A few differences I already noticed:
- The new check statuses (NA, error) cannot be evaluated (checks not run yet)
- No individual query performance results
- If one check fails, all checks in the query fail (e.g. all cdmField checks fail if OFFSET fails)
- Running sqlOnly, with union of multiple queries, seems to be much faster (at least 10x in my tests)
Todo:
- [x] Compare results to normal run
- [x] Add example script to run in sqlOnly mode
While doing final testing, I run into an issue with SqlRender, where the rendered 'plausibleValueLow' and 'plausibleValueHigh' queries become malformed. Issue reported here: https://github.com/OHDSI/SqlRender/issues/304 For now, the CONCEPT level checks will not work.
I did compare a normal and sqlOnly run, and the same number of checks fail. The only difference is that in the normal run, there are checks with NA status.
The code can be tested with extras/codeToRun_sqlOnly.R
The issue with rendering plausibleValueLow' and 'plausibleValueHigh' checks will be fixed in SqlRender v1.10.1 Final comments with tests executing also CONCEPT level checks:
- The check results are identical (see below), except for the 'OFFSET' error that I fixed manually in the sqlOnly check
- On my test data (1k), there was no difference in execution time. Both took about 1.5min, where for sqlOnly this was 1min to generate the check sql and 30sec to execute and process the check results.


TODO:
- [x] Pending SqlRender v1.10.1 release
- [ ] Resolve conflicts with develop
- [ ] Add vignette on using sqlOnly (based on extras/codeToRun_sqlOnly.R)
@MaximMoinat or @clairblacketer , any update on whether this capability (especially using sqlOnlyUnionCount to generate CTE that run multiple queries simultaneously) can be incorporated into Version 2?

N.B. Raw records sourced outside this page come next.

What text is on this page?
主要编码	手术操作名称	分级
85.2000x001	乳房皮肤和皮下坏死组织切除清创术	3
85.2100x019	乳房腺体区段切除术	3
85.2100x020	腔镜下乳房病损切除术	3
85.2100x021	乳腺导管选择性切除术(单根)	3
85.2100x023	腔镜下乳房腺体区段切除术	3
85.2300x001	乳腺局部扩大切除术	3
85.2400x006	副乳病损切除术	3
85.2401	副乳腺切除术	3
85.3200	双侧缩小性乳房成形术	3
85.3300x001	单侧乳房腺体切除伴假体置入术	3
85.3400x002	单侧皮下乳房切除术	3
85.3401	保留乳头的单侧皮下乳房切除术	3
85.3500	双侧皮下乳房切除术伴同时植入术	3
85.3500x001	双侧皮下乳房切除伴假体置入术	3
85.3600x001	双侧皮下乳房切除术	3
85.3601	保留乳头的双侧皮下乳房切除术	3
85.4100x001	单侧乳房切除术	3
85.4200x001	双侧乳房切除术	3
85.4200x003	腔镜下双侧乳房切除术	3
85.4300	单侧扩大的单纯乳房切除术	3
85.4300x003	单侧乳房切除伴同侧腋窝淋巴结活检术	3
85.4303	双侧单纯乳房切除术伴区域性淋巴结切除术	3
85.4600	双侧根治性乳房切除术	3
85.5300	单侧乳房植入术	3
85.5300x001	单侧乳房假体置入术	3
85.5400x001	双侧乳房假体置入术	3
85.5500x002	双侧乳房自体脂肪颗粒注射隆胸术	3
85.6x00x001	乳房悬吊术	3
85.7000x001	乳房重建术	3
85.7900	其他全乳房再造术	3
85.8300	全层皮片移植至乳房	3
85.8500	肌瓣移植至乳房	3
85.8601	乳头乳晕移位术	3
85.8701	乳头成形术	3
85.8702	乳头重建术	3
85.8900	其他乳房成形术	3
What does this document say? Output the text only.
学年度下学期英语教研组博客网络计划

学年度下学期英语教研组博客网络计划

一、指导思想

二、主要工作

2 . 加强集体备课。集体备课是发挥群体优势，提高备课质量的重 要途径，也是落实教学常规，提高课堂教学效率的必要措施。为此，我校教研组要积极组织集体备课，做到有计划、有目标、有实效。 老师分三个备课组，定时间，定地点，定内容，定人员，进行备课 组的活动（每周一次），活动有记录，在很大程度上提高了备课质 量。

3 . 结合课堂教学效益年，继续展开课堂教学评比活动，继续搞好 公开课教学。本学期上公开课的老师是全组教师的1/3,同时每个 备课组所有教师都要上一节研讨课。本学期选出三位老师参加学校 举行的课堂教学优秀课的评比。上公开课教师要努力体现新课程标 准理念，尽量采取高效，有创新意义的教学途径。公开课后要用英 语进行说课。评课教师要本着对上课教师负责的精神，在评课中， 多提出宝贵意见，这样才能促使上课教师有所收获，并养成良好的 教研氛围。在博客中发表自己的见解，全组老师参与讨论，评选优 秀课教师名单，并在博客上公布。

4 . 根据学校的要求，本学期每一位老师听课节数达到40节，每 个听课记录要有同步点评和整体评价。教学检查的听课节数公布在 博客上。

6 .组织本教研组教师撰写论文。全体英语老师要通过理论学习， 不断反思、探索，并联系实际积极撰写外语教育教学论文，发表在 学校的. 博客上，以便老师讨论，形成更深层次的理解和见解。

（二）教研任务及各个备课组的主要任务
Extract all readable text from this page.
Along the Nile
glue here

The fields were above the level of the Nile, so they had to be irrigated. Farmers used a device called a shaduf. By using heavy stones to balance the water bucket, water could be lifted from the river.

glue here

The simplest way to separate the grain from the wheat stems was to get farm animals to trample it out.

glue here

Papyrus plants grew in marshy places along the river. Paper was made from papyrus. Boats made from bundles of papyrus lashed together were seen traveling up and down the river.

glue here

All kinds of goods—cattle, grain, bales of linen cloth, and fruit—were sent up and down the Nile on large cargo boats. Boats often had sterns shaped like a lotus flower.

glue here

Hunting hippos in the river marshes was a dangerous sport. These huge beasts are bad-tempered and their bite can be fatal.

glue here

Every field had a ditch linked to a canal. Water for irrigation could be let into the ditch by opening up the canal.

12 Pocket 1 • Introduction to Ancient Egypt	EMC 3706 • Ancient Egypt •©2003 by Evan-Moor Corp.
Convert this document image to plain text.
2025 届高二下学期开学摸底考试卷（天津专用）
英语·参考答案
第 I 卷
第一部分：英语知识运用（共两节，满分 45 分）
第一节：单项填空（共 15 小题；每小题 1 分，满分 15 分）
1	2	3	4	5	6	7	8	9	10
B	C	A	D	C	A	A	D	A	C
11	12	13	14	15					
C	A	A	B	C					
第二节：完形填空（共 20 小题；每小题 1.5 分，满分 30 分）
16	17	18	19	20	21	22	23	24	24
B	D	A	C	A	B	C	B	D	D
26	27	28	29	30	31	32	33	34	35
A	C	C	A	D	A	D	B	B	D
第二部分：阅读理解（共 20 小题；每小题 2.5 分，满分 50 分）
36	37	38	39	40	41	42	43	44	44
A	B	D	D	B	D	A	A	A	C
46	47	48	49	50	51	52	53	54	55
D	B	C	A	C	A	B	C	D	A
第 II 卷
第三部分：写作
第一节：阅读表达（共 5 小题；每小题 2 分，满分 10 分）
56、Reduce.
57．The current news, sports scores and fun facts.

Hi Tom, thanks for checking in on this. I would also love to see this merged.
Would you be able to make a start for implementing the sqlOnlyUnionCount? In parallel I can start solving the merge conflicts.
After that we need to complete the following steps:
- Add documentation, ideally in the form of a vignet.
- Final testing
- Review and merge into dev by package maintainer
@MaximMoinat , I checked out the latest code from the fix_sqlOnly branch, and confirmed that sqlOnlyUnionCount is working correctly when I call it from the new codeToRun_sqlOnly.R script. Performance is excellent on Databricks. Using sqlOnlyUnionCount = 100, II was able to compute all 3515 tests in 33 min - despite some tables having > 5B rows.
How else can I help?
Note, I spent a couple of hours floundering trying to look at merge conflicts - so I'm hoping you can lead that part of the effort.
@MaximMoinat , nevermind about help with merging. I got the merge to succeed, and am now validating.
@MaximMoinat and @clairblacketer , I submitted a different pull request from the Fork that I'm actively using. It is pull request #443 . I was able to successfully merge all of Maxim's changes and confirmed that it runs correctly on my Databricks Spark instance. You can close this pull request (#301).
Replaced this with pull request #443.